In some ways it's easier to see how scientists, rather than artists, could find themselves 'standing rapt in awe'. I've heard mathematicians talk excitedly about 'beautiful equations' without any hint of sarcasm. Surely Einstein was right about the mysterious being the source of all science.
But was he right about it inspiring all art? What does he mean by 'true art'? For Einstein, true art comes from a beautiful experience related to a mystery that arouses awe and wonder. By that definition, the 'art' that I saw at MoMA in Hobart last year – pictures of mutilated bodies, twisted metal, rows of plaster casts of the female vulva - was not 'true art'. If anything, the exhibits seemed to arise more from the shock of revulsion and horror than the beauty of mystery. There was a mystery involved in some of the works but it could hardly be described as a beautiful experience, for the artist or the viewer.
But at least the artists were still sensitive to what they were seeing. More worrying are those who meet Einstein's description of people who are as good as dead, who experience no sense of awe in the face of all that surrounds them. The evening news, the night sky and a forest walk leave them equally unmoved. They have no curiosity about the workings of an ant colony, or the way in which a baby becomes a walking, talking child. A new gadget or technology might momentarily inspire some curiosity and awe, but it quickly becomes passe.

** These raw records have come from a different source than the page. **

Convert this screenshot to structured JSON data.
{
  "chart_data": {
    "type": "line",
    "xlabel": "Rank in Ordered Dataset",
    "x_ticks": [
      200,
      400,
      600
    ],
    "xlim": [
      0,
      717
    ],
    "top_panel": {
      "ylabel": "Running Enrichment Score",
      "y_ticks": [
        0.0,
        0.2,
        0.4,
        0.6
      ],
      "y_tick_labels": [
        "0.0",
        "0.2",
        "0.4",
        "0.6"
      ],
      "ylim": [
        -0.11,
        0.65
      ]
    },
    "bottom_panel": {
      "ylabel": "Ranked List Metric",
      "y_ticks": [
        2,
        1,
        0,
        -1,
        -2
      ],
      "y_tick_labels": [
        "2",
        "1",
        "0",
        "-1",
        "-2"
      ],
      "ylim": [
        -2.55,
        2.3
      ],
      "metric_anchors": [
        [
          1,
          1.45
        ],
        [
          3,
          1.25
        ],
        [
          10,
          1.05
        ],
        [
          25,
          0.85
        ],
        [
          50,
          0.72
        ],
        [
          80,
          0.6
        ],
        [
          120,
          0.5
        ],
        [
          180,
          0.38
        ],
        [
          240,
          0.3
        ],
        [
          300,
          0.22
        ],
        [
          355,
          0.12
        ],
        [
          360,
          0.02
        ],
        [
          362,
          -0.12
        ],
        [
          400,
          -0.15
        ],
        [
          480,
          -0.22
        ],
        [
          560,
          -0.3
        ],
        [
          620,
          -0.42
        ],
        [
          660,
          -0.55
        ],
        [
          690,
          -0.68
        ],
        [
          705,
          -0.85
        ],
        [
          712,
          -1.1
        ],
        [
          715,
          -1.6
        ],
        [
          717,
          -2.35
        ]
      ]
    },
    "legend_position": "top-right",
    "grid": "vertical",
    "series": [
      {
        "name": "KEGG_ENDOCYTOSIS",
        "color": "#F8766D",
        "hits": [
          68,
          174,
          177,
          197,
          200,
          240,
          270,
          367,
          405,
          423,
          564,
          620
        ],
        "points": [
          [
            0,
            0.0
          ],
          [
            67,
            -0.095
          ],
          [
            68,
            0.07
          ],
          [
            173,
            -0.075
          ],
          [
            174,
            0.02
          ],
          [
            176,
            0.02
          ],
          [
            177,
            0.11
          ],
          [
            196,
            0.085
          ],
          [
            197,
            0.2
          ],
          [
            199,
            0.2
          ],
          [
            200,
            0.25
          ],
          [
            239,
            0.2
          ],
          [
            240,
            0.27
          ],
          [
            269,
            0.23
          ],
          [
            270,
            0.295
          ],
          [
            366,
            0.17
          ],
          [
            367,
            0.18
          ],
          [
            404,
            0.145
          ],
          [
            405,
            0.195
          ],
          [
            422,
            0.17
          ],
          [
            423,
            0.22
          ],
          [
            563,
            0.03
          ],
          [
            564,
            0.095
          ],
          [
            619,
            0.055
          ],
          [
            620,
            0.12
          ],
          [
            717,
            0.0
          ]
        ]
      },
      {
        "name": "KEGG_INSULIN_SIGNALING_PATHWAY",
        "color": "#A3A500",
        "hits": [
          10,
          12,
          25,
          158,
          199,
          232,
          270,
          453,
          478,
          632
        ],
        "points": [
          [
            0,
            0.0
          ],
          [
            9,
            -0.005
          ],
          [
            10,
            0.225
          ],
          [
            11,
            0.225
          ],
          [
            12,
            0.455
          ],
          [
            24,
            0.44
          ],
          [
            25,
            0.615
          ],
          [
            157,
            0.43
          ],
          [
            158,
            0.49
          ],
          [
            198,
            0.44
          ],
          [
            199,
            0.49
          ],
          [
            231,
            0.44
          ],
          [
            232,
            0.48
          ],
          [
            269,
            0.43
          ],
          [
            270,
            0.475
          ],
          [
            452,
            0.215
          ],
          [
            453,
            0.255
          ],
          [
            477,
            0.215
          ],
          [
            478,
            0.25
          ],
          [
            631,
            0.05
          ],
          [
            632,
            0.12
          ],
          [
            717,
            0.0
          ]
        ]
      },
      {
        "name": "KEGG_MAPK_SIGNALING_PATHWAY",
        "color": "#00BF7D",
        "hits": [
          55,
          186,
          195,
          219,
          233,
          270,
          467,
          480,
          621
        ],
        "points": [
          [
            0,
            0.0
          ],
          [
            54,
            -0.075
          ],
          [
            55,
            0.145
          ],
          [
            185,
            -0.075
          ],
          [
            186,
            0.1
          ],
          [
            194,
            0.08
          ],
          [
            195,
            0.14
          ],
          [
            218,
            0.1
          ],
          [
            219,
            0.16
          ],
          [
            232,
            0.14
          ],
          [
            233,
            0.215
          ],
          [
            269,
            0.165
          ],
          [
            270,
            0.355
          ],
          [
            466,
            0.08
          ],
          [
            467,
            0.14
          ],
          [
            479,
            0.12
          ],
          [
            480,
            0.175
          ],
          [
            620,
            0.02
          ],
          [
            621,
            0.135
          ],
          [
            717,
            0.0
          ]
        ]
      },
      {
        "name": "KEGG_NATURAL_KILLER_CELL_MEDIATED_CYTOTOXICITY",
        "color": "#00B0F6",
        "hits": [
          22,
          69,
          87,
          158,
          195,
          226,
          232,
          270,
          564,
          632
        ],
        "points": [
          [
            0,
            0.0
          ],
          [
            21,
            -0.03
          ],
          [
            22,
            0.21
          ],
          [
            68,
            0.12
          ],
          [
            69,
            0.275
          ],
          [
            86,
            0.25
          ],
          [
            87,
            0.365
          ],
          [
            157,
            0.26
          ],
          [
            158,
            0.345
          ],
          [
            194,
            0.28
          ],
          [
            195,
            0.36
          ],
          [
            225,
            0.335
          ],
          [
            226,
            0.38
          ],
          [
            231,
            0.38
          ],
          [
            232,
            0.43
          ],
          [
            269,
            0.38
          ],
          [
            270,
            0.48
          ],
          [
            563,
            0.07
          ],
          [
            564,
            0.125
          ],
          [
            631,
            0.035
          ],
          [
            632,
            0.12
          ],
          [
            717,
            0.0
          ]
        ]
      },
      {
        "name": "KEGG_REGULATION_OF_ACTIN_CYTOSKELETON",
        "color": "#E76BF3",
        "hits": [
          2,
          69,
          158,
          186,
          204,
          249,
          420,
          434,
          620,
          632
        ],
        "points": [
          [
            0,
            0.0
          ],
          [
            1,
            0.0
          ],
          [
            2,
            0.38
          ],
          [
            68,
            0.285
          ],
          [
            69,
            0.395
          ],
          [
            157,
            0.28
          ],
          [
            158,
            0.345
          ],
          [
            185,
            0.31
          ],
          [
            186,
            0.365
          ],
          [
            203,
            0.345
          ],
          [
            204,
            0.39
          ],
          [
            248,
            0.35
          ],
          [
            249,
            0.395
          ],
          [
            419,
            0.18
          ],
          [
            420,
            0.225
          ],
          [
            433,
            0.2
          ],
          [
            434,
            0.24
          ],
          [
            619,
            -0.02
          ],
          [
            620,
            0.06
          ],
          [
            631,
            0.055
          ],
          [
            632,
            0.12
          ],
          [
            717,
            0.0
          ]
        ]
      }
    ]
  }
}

I read an article recently about this phenomenon - gadgets that perform feats that once would have staggered us rapidly become part of our normal, unnoticed life and we only complain of what they fail to do. I must admit to having fallen into this trap myself. My sense of awe and wonder is badly out of practice. I take so much for granted. Here I am writing on a laptop-sized computer, using a web-based 'paper' whose characteristics I can change on a whim, with music streaming from a site thousands of miles away, and I'm not even noticing it. None of these things would have been possible when I was a child, or even twenty years ago.
Perhaps part of the problem is not leaving enough time in each day to notice what is around me or think about what I'm seeing, hearing and reading. It's very easy to flit from one activity to another. With so much available, the risk of 'missing' something makes it very tempting to consume without thinking or really experiencing any of it.
Einstein spoke about pausing and standing. Surely that's integral to experiencing the beauty of mystery. In my own experience, those awe-inspiring moments often come after looking at something for a while without really seeing. I must have looked at the garden every day for years before I consciously noticed how amazingly different every plant is. The Grand Canyon might produce an instant "wow!" effect, but the furrows in the bark of a tree or the creases in an older person's face are also mysterious and beautiful, once you take time to really look at them.